Ein Nagel wird als Startpunkt festgelegt. Von dort ausgehend werden alle Zwischenstopps über eine Schnur miteinander verbunden. Das Ende der Schnur soll die Rundreise beim Startpunkt schließen.
Fordern Sie die Kinder auf, für ihr Nagelbrett mehrere unterschiedliche Wege zu finden. Wie viele Möglichkeiten entdecken sie für verschiedene Anordnungen der Route (Schnur)?

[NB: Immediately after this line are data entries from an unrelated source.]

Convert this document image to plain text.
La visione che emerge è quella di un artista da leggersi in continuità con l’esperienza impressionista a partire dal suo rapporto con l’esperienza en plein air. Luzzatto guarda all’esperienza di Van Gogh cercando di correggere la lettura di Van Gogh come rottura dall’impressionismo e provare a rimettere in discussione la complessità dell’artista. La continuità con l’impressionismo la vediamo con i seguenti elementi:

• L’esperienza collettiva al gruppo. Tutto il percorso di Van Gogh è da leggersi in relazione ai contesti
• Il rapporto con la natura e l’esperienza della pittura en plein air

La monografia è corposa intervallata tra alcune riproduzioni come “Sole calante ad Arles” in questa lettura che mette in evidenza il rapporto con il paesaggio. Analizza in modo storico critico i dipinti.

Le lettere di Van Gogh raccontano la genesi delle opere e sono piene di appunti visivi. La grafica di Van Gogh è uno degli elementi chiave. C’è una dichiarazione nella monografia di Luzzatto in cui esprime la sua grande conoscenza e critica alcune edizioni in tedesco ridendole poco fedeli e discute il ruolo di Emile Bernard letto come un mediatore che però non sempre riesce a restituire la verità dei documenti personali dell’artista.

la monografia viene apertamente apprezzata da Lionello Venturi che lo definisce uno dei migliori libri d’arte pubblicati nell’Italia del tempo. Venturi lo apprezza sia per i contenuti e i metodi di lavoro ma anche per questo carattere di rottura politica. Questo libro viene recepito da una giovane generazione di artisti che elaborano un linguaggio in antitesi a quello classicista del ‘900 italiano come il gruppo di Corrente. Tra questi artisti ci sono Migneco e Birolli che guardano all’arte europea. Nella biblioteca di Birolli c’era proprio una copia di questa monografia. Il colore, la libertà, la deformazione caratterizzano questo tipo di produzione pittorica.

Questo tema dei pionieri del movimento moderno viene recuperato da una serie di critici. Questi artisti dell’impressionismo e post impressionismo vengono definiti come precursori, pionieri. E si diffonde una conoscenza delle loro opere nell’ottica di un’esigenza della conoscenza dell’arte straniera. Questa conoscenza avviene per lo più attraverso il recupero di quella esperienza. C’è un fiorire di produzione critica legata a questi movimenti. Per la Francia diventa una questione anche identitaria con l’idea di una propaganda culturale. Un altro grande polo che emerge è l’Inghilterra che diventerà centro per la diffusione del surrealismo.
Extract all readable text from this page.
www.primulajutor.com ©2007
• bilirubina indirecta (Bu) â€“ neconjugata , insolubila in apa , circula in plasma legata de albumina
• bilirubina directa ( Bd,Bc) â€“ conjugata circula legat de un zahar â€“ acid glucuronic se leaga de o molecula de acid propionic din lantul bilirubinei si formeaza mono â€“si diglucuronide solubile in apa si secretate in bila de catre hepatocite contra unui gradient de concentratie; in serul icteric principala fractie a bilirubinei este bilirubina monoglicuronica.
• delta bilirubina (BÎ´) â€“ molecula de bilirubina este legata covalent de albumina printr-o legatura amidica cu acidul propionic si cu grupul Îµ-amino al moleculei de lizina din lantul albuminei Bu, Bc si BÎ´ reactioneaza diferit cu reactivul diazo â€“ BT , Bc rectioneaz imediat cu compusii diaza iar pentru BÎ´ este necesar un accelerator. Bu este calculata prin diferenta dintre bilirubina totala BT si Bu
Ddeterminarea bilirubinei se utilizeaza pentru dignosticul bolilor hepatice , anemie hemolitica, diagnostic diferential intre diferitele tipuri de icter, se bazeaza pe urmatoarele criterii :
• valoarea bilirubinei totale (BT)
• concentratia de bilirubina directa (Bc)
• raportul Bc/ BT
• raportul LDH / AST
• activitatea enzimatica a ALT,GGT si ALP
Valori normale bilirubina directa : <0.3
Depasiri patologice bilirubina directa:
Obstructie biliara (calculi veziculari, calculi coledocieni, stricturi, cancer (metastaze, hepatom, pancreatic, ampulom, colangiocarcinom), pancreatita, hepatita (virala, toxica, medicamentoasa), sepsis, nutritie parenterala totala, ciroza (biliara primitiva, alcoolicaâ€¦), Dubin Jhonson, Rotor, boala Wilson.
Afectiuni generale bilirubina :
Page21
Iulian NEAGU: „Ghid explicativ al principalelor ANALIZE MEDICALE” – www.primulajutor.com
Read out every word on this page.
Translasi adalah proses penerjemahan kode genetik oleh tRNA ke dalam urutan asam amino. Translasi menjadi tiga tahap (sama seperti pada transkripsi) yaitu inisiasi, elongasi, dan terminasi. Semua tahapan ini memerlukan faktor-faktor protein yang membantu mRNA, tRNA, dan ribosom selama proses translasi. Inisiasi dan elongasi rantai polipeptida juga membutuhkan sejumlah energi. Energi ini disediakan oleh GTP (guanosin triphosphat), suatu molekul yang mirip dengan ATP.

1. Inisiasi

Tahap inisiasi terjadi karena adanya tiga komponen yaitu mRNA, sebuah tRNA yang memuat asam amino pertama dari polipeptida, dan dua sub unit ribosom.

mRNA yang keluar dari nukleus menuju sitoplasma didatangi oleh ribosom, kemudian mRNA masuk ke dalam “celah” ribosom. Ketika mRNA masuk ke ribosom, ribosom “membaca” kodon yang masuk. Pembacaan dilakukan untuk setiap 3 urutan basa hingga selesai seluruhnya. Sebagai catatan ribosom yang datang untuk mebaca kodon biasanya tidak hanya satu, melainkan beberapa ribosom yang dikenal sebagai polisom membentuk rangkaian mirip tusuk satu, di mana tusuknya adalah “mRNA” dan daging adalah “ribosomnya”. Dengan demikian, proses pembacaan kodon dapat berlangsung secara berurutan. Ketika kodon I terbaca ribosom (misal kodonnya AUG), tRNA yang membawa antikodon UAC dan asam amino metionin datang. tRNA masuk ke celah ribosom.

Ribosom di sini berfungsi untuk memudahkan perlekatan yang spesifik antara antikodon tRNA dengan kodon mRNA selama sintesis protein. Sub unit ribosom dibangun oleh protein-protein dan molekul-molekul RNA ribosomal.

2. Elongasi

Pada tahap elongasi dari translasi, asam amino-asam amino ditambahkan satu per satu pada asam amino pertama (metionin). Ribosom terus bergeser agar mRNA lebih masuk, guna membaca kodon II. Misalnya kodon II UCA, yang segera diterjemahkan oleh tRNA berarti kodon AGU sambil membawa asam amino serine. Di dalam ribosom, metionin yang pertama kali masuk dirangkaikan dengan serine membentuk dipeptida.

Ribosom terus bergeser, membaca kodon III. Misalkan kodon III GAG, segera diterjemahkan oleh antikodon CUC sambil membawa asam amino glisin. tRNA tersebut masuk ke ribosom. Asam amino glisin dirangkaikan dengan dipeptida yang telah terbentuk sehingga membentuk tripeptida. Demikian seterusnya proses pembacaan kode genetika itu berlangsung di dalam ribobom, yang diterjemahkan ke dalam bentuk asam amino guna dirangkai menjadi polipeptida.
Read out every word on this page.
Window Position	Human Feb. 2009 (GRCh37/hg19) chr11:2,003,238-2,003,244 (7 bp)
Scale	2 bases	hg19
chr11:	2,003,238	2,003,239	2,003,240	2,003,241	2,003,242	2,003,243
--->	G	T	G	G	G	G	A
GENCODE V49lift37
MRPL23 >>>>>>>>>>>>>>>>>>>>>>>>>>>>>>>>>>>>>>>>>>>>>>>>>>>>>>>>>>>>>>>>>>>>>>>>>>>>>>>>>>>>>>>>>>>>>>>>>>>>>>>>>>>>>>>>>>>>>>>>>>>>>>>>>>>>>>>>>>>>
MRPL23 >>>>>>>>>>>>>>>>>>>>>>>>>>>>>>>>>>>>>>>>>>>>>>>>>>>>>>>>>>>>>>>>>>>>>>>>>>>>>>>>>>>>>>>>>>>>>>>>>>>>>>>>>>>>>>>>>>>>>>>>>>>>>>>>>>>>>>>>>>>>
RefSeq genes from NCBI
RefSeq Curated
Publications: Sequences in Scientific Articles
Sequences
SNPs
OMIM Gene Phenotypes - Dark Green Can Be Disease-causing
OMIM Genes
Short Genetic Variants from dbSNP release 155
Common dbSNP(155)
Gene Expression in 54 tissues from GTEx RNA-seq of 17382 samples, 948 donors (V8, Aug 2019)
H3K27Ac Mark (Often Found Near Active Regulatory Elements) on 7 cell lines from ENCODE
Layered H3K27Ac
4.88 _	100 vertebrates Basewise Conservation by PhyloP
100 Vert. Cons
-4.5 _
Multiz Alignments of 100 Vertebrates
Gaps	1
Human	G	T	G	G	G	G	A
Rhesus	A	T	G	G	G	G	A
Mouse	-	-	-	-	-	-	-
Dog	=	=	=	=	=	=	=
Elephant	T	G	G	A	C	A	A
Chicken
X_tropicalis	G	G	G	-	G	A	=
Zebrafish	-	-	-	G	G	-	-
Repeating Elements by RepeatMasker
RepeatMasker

Fordern Sie die Kinder auf, den Weg zu optimieren: wann bleibt besonders viel Schnur übrig?
Hintergrund
Das »Rundreiseproblem«, auch »travelling salesman problem« genannt, gehört zu den wichtigsten ungelösten Herausforderungen in der Informatik. Nicht nur bei der Tourenplanung, auch bei vielen Produktionsprozessen spielt es in abgewandelter Form eine sehr große Rolle. Informatiker/innen suchen auch heute noch nach schnellen Verfahren, die bei Routen mit sehr vielen Zwischenstopps die kürzeste finden. Es lassen sich zwar sämtliche Optionen berechnen und miteinander vergleichen, aber mit steigender Anzahl an Zwischenstopps wird die Aufgabe so komplex, dass die Rechenzeit unglaublich lang wird. Mit jeder weiteren Situation wächst nämlich die Anzahl der möglichen Rundreisen stark an. Bereits für 15 Stationen gibt es 40 Millionen verschiedene Rundwege! Man gibt sich also in der Regel mit einer »guten« Lösung zufrieden, auch wenn nicht sicher ist, ob es sich dabei tatsächlich um die beste handelt.
Fazit
Der »Forschergeist 2018« hat deutlich gemacht: Viele Erzieherinnen und Erzieher sind äußerst engagiert und bereit, sich kontinuierlich weiterzuentwickeln. Sie leisten tolle Arbeit im MINT-Bereich und strahlen darüber hinaus eine große Empathie für ihre Kinder aus. Auch wenn sie nicht zu den Siegern des »Forschergeist 2018« gehören, sind sie mit Herzblut dabei und haben gemeinsam mit den Kindern ein wunderbares Projekt umgesetzt und das macht sie alle zu Gewinnern!